President Yoweri Museveni attended the launch of drilling in Uganda’s west today, but a crackdown on anti-pipeline activists in Kampala struck a difficult note.
Museveni expressed gratitude to the governments of China and France, which have both been supportive of Uganda’s plans.
This is in contrast with the European Parliament, which passed a resolution opposing the oil developments on the basis that they infringed human rights. “I told [the European Parliament] to go to hell!” Museveni said. “But I didn’t hear the French government making any trouble.”
Heritage Oil and Tullow Oil made the initial discoveries in Uganda, before selling out to TotalEnergies and CNOOC Ltd.
Uganda has a number of plans to produce power, he said. “We’re going to use wind power, solar power, hydropower but we will also use oil.” Even when oil is no longer needed for transportation or power, he said, “petroleum is needed for other products”.
The East African state has plans for more oil developments. Only 40% of the Albertine Graben has been explored, Museveni said. “We are going to look for more oil, we will end up with much more.”
CNOOC is the operator of the Kingfisher field, with China Oilfield Services Ltd (COSL) having provided the rig.
The LR8001 rig is the “strongest in the country”, said Petroleum Authority of Uganda (PAU) executive director Ernest Rubondo. It consumes around 6 MW of power, he said, equivalent to the consumption of Hoima.
Rubondo, talking at the spud ceremony, said Kingfisher had 560 million barrels in total, of which the operator would produce 33% over 20-25 years. It will reach peak production of 40,000 barrels per day for five years, with more barrels coming from three fields in the Kaisa-Tonya area.
CNOOC plans to drill 31 wells on the field, of which four wells – the initial exploration and appraisal wells – it will convert to act as producers.
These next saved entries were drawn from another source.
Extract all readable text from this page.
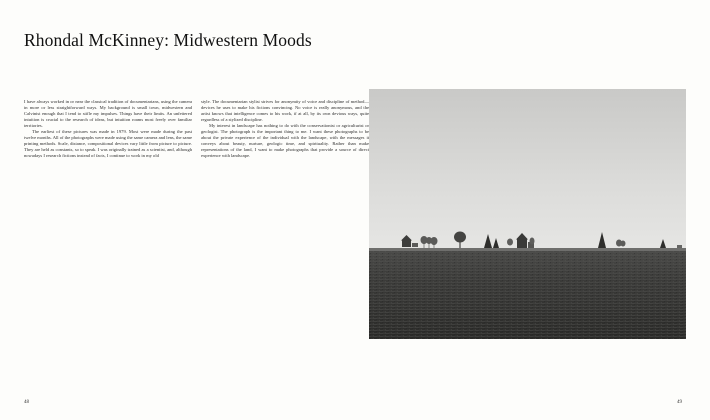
Rhondal McKinney: Midwestern Moods

I have always worked in or near the classical tradition of documentarians, using the camera in more or less straightforward ways. My background is small town, midwestern and Calvinist enough that I tend to stifle my impulses. Things have their limits. An unfettered intuition is crucial to the research of ideas, but intuition roams most freely over familiar territories.

The earliest of these pictures was made in 1979. Most were made during the past twelve months. All of the photographs were made using the same camera and lens, the same printing methods. Scale, distance, compositional devices vary little from picture to picture. They are held as constants, so to speak. I was originally trained as a scientist, and, although nowadays I research fictions instead of facts, I continue to work in my old

style. The documentarian stylist strives for anonymity of voice and discipline of method—devices he uses to make his fictions convincing. No voice is really anonymous, and the artist knows that intelligence comes to his work, if at all, by its own devious ways, quite regardless of a stylized discipline.

My interest in landscape has nothing to do with the conservationist or agriculturist or geologist. The photograph is the important thing to me. I want these photographs to be about the private experience of the individual with the landscape, with the messages it conveys about beauty, nurture, geologic time, and spirituality. Rather than make representations of the land, I want to make photographs that provide a source of direct experience with landscape.

48	49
The companies will invest $2 billion in Kingfisher over the next three years, to the start of production. Over the 20 years of production, it will require another $1.5bn on operations and maintenance. Production costs at the field will be around $22 per barrel, with Rubondo saying the field would be viable with prices as low as $35.
Minister of Energy and Mineral Development Ruth Nankabirwa said Tanzania was preparing to issue a licence for the construction of the East African Crude Oil Pipeline (EACOP). Uganda issued its licence for EACOP construction last week.
At the same time as the ceremony was being held at Kingfisher, the police in Kampala were disrupting a panel discussion on EACOP.
AIFE Uganda held an event at a hotel in Kampala on the pipeline plan. This morning, police blocked people from attending the event, including Kizza Besigye, a long-time opponent of Museveni.
The police “started harassing, arresting and stopping participants and well wishers from entering the venue”, the NGO said.
The police arrested another campaigner against EACOP, Barigye Bob, outside the hotel. AIFE demanded that the police and military respect the rights of people to protest against EACOP and that the official be freed immediately.